Patients with severe dyspnea during the day were found to be the most at-risk for sleep disturbance. Dyspnea was found to be a significant predictor of sleep quality, independent of disease severity.
Researchers made an unexpected finding: severe fatigue during the day, a condition most patients reported, was not associated with poor sleep quality. Fatigue levels were evaluated through the Fatigue Severity Scale and Borg Rating of Perceived Exertion.

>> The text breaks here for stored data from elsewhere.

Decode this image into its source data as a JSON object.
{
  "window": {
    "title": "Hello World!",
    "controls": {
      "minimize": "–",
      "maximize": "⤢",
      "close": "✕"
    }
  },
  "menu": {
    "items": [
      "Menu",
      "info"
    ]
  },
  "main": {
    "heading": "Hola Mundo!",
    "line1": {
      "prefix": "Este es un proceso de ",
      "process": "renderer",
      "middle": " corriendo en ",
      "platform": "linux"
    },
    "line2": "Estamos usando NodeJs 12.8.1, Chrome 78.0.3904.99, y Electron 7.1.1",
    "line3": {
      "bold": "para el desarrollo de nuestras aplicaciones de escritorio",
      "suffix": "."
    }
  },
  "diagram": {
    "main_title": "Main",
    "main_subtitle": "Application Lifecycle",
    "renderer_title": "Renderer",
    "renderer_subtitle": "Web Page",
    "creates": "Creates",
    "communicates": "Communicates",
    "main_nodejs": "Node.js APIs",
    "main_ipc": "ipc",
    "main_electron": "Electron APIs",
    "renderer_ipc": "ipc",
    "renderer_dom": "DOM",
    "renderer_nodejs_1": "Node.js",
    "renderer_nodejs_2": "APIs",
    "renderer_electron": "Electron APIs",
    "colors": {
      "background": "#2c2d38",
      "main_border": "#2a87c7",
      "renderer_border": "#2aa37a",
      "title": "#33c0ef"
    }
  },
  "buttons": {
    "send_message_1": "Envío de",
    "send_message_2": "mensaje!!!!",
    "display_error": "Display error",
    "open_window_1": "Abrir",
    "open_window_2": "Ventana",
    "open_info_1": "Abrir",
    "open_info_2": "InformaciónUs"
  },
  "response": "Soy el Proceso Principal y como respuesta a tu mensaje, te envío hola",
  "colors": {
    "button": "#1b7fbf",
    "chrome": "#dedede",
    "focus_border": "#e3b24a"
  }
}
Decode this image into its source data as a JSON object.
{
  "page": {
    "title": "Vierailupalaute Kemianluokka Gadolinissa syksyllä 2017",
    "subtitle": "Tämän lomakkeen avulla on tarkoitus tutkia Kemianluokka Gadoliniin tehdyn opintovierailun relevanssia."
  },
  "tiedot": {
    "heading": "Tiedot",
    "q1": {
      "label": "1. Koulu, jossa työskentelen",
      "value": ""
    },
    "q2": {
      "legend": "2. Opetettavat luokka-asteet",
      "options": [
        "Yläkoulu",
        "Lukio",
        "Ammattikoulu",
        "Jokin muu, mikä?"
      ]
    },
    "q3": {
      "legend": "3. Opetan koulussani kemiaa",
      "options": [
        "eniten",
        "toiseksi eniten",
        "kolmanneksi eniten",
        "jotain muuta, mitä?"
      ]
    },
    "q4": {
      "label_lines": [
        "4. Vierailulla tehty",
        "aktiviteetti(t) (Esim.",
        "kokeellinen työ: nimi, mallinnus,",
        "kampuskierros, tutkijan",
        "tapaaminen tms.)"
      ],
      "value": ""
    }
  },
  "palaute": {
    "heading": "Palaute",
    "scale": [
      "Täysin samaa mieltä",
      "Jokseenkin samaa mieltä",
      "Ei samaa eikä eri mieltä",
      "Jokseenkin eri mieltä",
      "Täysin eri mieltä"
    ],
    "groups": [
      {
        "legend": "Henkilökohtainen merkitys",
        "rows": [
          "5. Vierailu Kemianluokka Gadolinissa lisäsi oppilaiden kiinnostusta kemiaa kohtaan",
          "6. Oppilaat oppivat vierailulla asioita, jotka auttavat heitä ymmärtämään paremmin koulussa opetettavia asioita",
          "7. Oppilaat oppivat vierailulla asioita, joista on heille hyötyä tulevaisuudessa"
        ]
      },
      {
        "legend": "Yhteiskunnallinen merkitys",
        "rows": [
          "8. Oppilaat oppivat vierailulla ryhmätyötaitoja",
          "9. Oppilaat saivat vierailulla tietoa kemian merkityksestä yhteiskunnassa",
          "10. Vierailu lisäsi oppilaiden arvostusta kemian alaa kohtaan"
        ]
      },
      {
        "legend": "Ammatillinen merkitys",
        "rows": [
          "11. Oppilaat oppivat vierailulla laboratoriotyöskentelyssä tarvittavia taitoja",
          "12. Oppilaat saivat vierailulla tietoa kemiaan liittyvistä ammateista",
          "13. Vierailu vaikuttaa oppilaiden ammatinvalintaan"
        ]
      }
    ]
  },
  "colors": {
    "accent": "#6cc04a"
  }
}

Dyspnea was a substantially greater variable influencing sleep quality compared with exercise tolerance, according to a regression analysis. Dyspnea was also found to be an independent predictor for sleep quality (P = .005). A univariate model including MMRC as an independent variable, PSQI score as a dependent variable, and The European Society of Cardiology and European Respiratory Society (ESC/ERS) Risk Category as a covariate revealed that MMRC was still an independent predictor for PSQI after controlling for disease severity.
Patients met criteria that included a diagnosis of PAH by right heart catheterization, no changes in medications in the last 3 months, World Health Organization functional class (WHO-FC) IIII status, and were deemed clinically stable. Patients were excluded who had obstructive or restrictive lung diseases, cor pulmonale, left heart failure, ischemic heart disease, cognitive impairment, recent viral infection in the past 6 months, or orthopedic problems.
Most patients (60%) had PAH associated with congenital heart diseases. Comorbidities included obesity (24%), diabetes (22%), hypertension (15%), smoking history (8%), history of myocardial infarction (8%) and hyperlipidemia (6%).
Subjective poor sleep quality has previously been associated with coronary heart disease.2
“Poor sleep quality is common in patients with PAH and is associated with poor exercise capacity and dyspnea. Patients with severe dyspnea are particularly at higher risk of poor sleep quality,” the authors wrote. “Consideration of sleep related complaints and underlying mechanisms when planning symptomatic treatments for these patients may help provide better management for PAH.”